Your agent passes Monday, fails Wednesday. Same prompt, same code. agentrial runs it N times — statistics, not guesswork.
We tested 5 agents 400 times each: the expensive one costs 10× more per success for 3.5 fewer accuracy points.
Pass rates with confidence intervals, cost per success, step-level failure attribution, CI/CD regression detection.
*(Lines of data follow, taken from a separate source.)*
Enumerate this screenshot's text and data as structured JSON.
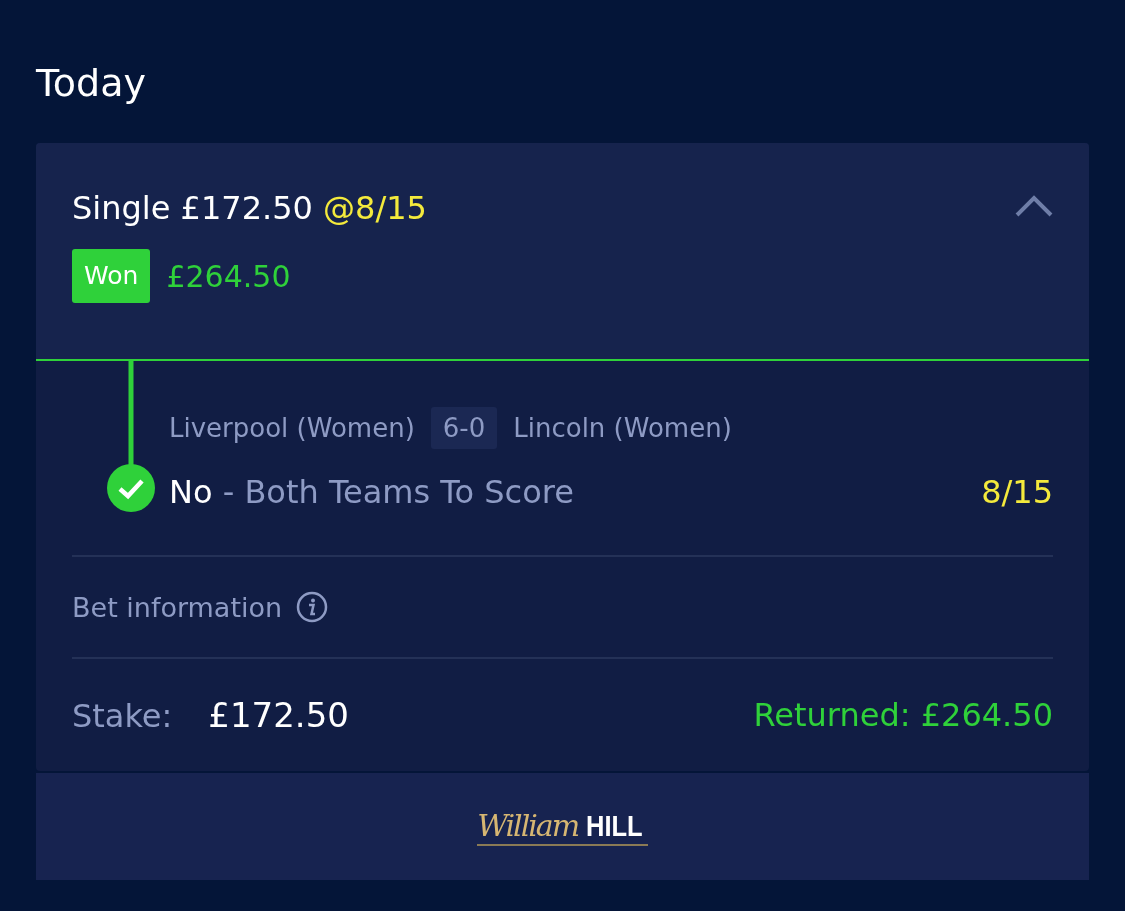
{
  "section_title": "Today",
  "bet": {
    "type": "Single",
    "stake": "£172.50",
    "odds": "@8/15",
    "expanded": true,
    "status": {
      "label": "Won",
      "kind": "won"
    },
    "payout": "£264.50",
    "selections": [
      {
        "home": "Liverpool (Women)",
        "score": "6-0",
        "away": "Lincoln (Women)",
        "pick": "No",
        "separator": "-",
        "market": "Both Teams To Score",
        "odds": "8/15",
        "won": true
      }
    ],
    "info_label": "Bet information",
    "stake_label": "Stake:",
    "stake_value": "£172.50",
    "returned": "Returned: £264.50"
  },
  "footer": {
    "logo_script": "William",
    "logo_bold": "HILL"
  }
}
pip install agentrial — MIT, local-first.
Why agentrial exists
AI agents are non-deterministic. Running a test once tells you nothing. We ran 5 agent archetypes 400 times each:
| Agent | Pass Rate | 95% CI | Cost/Success |
|---|---|---|---|
| Reliable RAG | 91.0% | [87.8%, 93.4%] | $0.016 |
| Expensive Multi-Model | 87.5% | [83.9%, 90.4%] | $0.161 |
| Inconsistent | 69.2% | [64.6%, 73.6%] | $0.052 |
| Flaky Coding | 65.5% | [60.7%, 70.0%] | $0.079 |
| Fast-But-Wrong | 45.2% | [40.4%, 50.1%] | $0.007 |
Every agent fails at a specific step. The Flaky Coding agent: 71% execution failures, 29% planning failures. Knowing WHERE it fails changes WHAT you fix.
Key Features
- Multi-trial execution — run N times (default 10), get confidence intervals instead of pass/fail
- Wilson score intervals — accurate even with small samples (N=10)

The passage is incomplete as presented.